Marine, temps d’orage
Marine, temps d’orage[1] ist der französische Bildtitel eines Gemäldes von Édouard Manet. Die deutschen Bildtitel variieren zwischen Seestück, bei Gewitter[2], Zwei Segelboote auf stürmischer See[3], Seestück mit Segelschiffen[4] und Seestück.[5] Das um 1864–1868 entstandene Bild ist in Öl auf Leinwand gemalt und hat eine Höhe von 55 cm und eine Breite von 72,5 cm. Es zeigt zwei Segelboote auf offener See mit dunklem Himmel und gehört zu einer Reihe von Seestücken, die Manet an der französischen Kanalküste schuf. Seit dem Zweiten Weltkrieg galt das Bild als verschollen, bevor es 2014 im Salzburger Haus von Cornelius Gurlitt entdeckt wurde. 2019 erwarb das Nationalmuseum für westliche Kunst in Tokio das Gemälde.
Bildbeschreibung
Das Gemälde zeigt zwei Segelschiffe auf offenem Meer. Die beiden Schiffe befinden sich in einiger Entfernung nahe der Horizontlinie. Mehr als die Hälfte des Bildes nimmt das mit virtuoser Pinselführung in verschiedenen Grüntönen gemalte Meer ein. Darüber ist ein gelblicher Himmel gemalt, der zu großen Teilen von grauen Wolken verhangen ist. Direkt hinter den Schiffen reichen diese Wolken bis zur Wasseroberfläche, wodurch der Eindruck von Regen entstehen kann. Der französische Bildtitel Marine, temps d’orage spricht zwar von einem Unwetter und findet in dem deutschen Titel Seestück, bei Gewitter eine naheliegende Entsprechung, aber weder ein charakteristischer Blitz, noch besondere Wellen- oder Wolkenformationen lassen auf eine extreme Wettersituation schließen.

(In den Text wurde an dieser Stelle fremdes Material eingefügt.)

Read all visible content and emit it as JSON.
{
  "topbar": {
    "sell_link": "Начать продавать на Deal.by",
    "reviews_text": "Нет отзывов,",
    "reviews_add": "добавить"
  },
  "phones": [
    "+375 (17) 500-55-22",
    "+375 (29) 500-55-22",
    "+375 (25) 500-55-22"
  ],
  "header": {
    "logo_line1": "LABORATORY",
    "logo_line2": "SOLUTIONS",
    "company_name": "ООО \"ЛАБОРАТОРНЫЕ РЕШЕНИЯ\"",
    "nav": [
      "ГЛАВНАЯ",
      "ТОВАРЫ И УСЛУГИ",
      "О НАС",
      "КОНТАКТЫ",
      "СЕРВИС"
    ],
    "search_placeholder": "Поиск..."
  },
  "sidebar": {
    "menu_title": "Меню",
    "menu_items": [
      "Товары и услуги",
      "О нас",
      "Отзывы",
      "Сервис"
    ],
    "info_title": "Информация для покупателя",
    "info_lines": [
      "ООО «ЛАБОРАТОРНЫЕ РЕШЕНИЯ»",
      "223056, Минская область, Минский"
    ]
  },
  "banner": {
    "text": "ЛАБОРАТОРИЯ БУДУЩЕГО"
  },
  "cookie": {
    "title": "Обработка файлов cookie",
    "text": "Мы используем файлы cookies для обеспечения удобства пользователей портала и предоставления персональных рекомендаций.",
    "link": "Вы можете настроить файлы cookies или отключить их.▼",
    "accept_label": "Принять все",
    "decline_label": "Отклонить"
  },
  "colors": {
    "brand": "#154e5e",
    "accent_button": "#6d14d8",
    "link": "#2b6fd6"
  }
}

Die beiden Segelschiffe befinden sich etwa in der Mitte des Bildes. Das linke Boot ist von der Seite zu sehen. Es hat hellere Segel und steuert in Richtung zum linken Bildrand. Das rechte Boot ist schräg seitlich von hinten dargestellt. Es steuert nach rechts in Richtung des Horizonts. Sein hoher Mast überragt das andere Boot deutlich und seine Takelung weist mehr Segel auf, als sie beim kleineren linken Boot zu sehen sind. Unklar ist, von welchem Standort der Maler auf das Meer blickt. Er könnte an der Küste stehen, aus einem Fenster blicken oder von einem anderen Schiff aus über das Wasser zu den beiden Schiffen schauen. Das Bild ist unten rechts mit „Manet“ signiert.

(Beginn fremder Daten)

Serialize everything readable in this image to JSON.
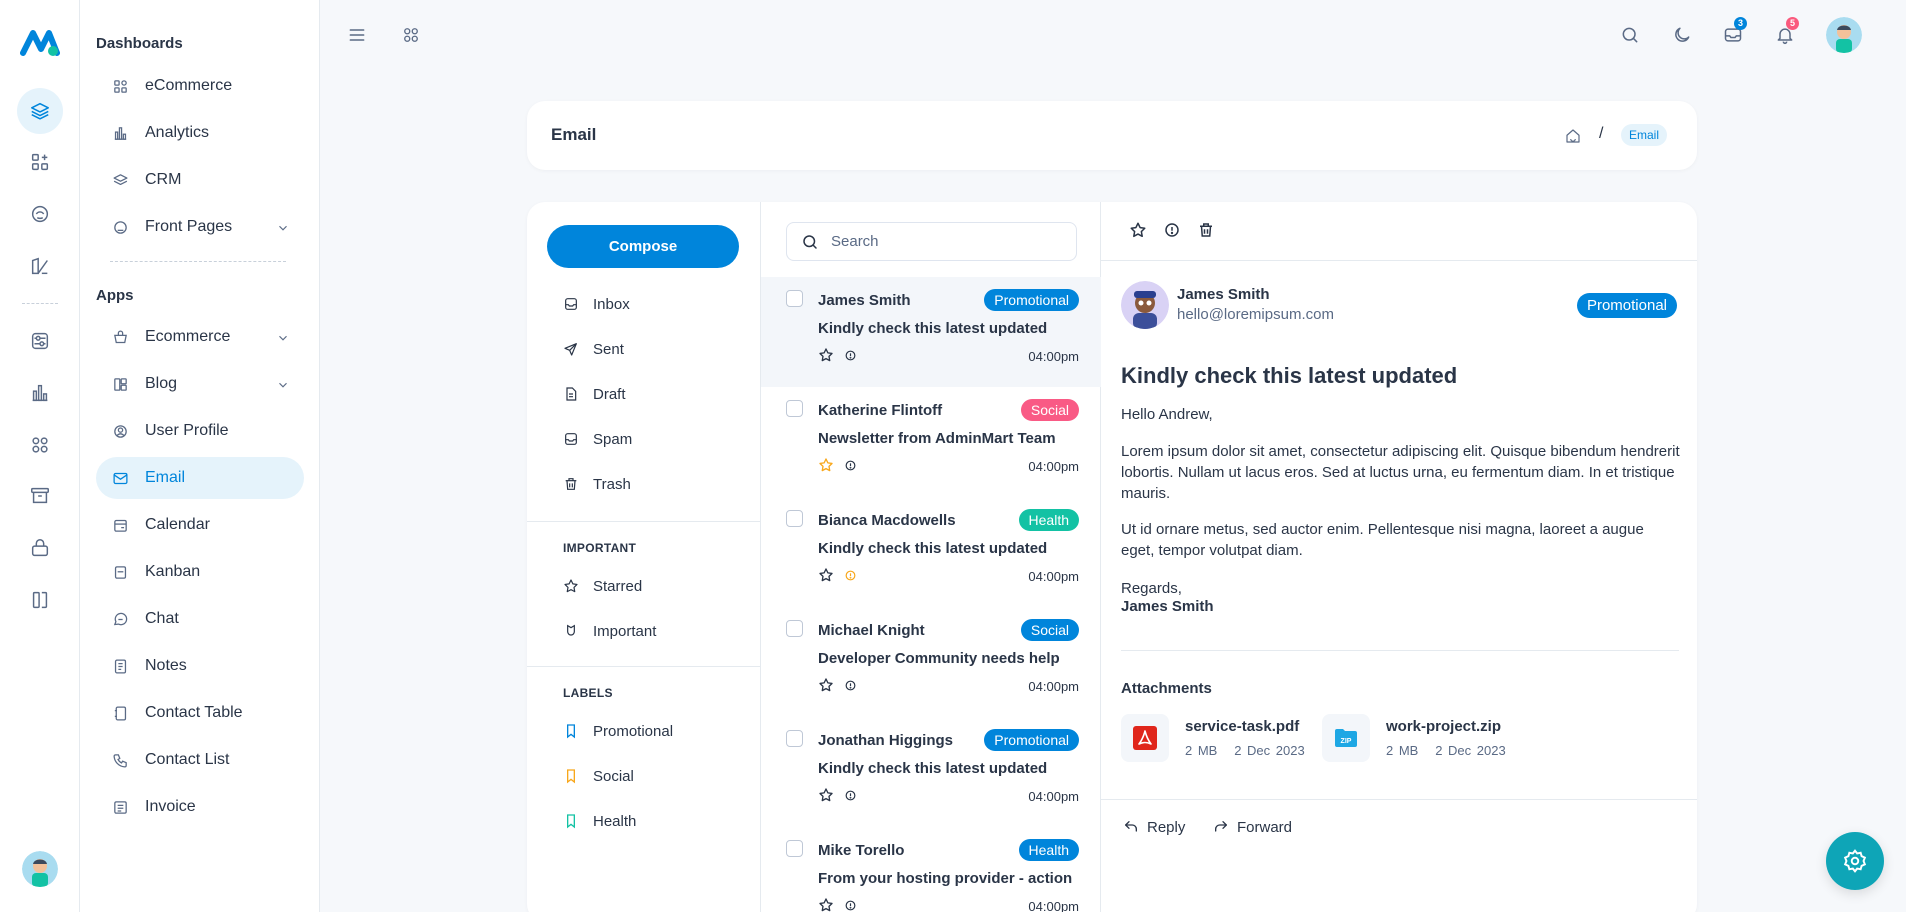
{
  "sidebar": {
    "section_dashboards": "Dashboards",
    "section_apps": "Apps",
    "items": [
      {
        "label": "eCommerce"
      },
      {
        "label": "Analytics"
      },
      {
        "label": "CRM"
      },
      {
        "label": "Front Pages"
      },
      {
        "label": "Ecommerce"
      },
      {
        "label": "Blog"
      },
      {
        "label": "User Profile"
      },
      {
        "label": "Email"
      },
      {
        "label": "Calendar"
      },
      {
        "label": "Kanban"
      },
      {
        "label": "Chat"
      },
      {
        "label": "Notes"
      },
      {
        "label": "Contact Table"
      },
      {
        "label": "Contact List"
      },
      {
        "label": "Invoice"
      }
    ],
    "active_item": "Email"
  },
  "topbar": {
    "messages_count": "3",
    "notifications_count": "5"
  },
  "page_header": {
    "title": "Email",
    "breadcrumb_separator": "/",
    "breadcrumb_current": "Email"
  },
  "folders": {
    "compose_label": "Compose",
    "items": [
      {
        "label": "Inbox",
        "icon": "inbox-icon"
      },
      {
        "label": "Sent",
        "icon": "send-icon"
      },
      {
        "label": "Draft",
        "icon": "file-icon"
      },
      {
        "label": "Spam",
        "icon": "spam-icon"
      },
      {
        "label": "Trash",
        "icon": "trash-icon"
      }
    ],
    "important_heading": "IMPORTANT",
    "important_items": [
      {
        "label": "Starred"
      },
      {
        "label": "Important"
      }
    ],
    "labels_heading": "LABELS",
    "labels": [
      {
        "label": "Promotional",
        "color": "#0085db"
      },
      {
        "label": "Social",
        "color": "#f8a71b"
      },
      {
        "label": "Health",
        "color": "#13c2a4"
      }
    ]
  },
  "search": {
    "placeholder": "Search"
  },
  "mails": [
    {
      "name": "James Smith",
      "subject": "Kindly check this latest updated",
      "tag": "Promotional",
      "tag_color": "#0085db",
      "time": "04:00pm",
      "starred": false,
      "important": false
    },
    {
      "name": "Katherine Flintoff",
      "subject": "Newsletter from AdminMart Team",
      "tag": "Social",
      "tag_color": "#f95a85",
      "time": "04:00pm",
      "starred": true,
      "important": false
    },
    {
      "name": "Bianca Macdowells",
      "subject": "Kindly check this latest updated",
      "tag": "Health",
      "tag_color": "#13c2a4",
      "time": "04:00pm",
      "starred": false,
      "important": true
    },
    {
      "name": "Michael Knight",
      "subject": "Developer Community needs help",
      "tag": "Social",
      "tag_color": "#0085db",
      "time": "04:00pm",
      "starred": false,
      "important": false
    },
    {
      "name": "Jonathan Higgings",
      "subject": "Kindly check this latest updated",
      "tag": "Promotional",
      "tag_color": "#0085db",
      "time": "04:00pm",
      "starred": false,
      "important": false
    },
    {
      "name": "Mike Torello",
      "subject": "From your hosting provider - action",
      "tag": "Health",
      "tag_color": "#0085db",
      "time": "04:00pm",
      "starred": false,
      "important": false
    }
  ],
  "reader": {
    "sender_name": "James Smith",
    "sender_email": "hello@loremipsum.com",
    "tag": "Promotional",
    "subject": "Kindly check this latest updated",
    "greeting": "Hello Andrew,",
    "paragraph1": "Lorem ipsum dolor sit amet, consectetur adipiscing elit. Quisque bibendum hendrerit lobortis. Nullam ut lacus eros. Sed at luctus urna, eu fermentum diam. In et tristique mauris.",
    "paragraph2": "Ut id ornare metus, sed auctor enim. Pellentesque nisi magna, laoreet a augue eget, tempor volutpat diam.",
    "regards": "Regards,",
    "signature": "James Smith",
    "attachments_heading": "Attachments",
    "attachments": [
      {
        "name": "service-task.pdf",
        "size": "2 MB",
        "date": "2 Dec 2023",
        "icon": "pdf-icon"
      },
      {
        "name": "work-project.zip",
        "size": "2 MB",
        "date": "2 Dec 2023",
        "icon": "zip-icon"
      }
    ],
    "reply_label": "Reply",
    "forward_label": "Forward"
  },
  "colors": {
    "primary": "#0085db",
    "fab": "#0ea5b7",
    "badge_red": "#fa5a7d"
  }
}
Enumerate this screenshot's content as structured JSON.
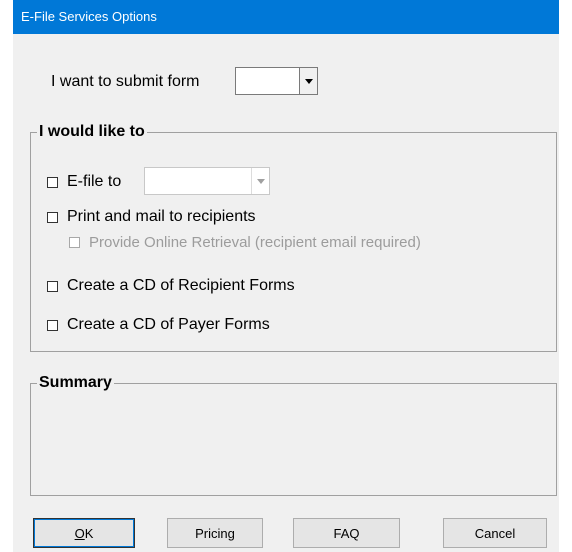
{
  "window": {
    "title": "E-File Services Options"
  },
  "submit_form": {
    "label": "I want to submit form",
    "value": ""
  },
  "options_group": {
    "legend": "I would like to",
    "efile": {
      "label": "E-file to",
      "checked": false,
      "target_value": ""
    },
    "print_mail": {
      "label": "Print and mail to recipients",
      "checked": false
    },
    "online_retrieval": {
      "label": "Provide Online Retrieval  (recipient email required)",
      "checked": false,
      "enabled": false
    },
    "cd_recipient": {
      "label": "Create a CD of Recipient Forms",
      "checked": false
    },
    "cd_payer": {
      "label": "Create a CD of Payer Forms",
      "checked": false
    }
  },
  "summary_group": {
    "legend": "Summary",
    "text": ""
  },
  "buttons": {
    "ok": "OK",
    "pricing": "Pricing",
    "faq": "FAQ",
    "cancel": "Cancel"
  },
  "colors": {
    "titlebar": "#0078d7",
    "dialog_bg": "#f0f0f0",
    "disabled_text": "#9c9c9c"
  }
}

Manets Seestücke – Datierung des Gemäldes
Manet hatte eine besondere Beziehung zur Seefahrt. Bevor er sich endgültig für einen künstlerischen Beruf entschied, strebte er zunächst eine Laufbahn als Marineoffizier an und brach 1848 mit dem Schulschiff Le Havre et Guadeloupe zu einer sechsmonatigen Reise nach Brasilien auf. Während der langen Zeit an Bord des Schiffes hatte er ausreichend Gelegenheit das Meer bei verschiedenen Licht- und Witterungsverhältnissen zu studieren. Er kannte nicht nur das Schiff auf dem er sich befand, sondern hatte auch zahlreiche andere Segelschiffe beobachtet. In einer Reihe von Briefen an seine Familie berichtete Manet von den Erlebnissen diese Seereise.[6]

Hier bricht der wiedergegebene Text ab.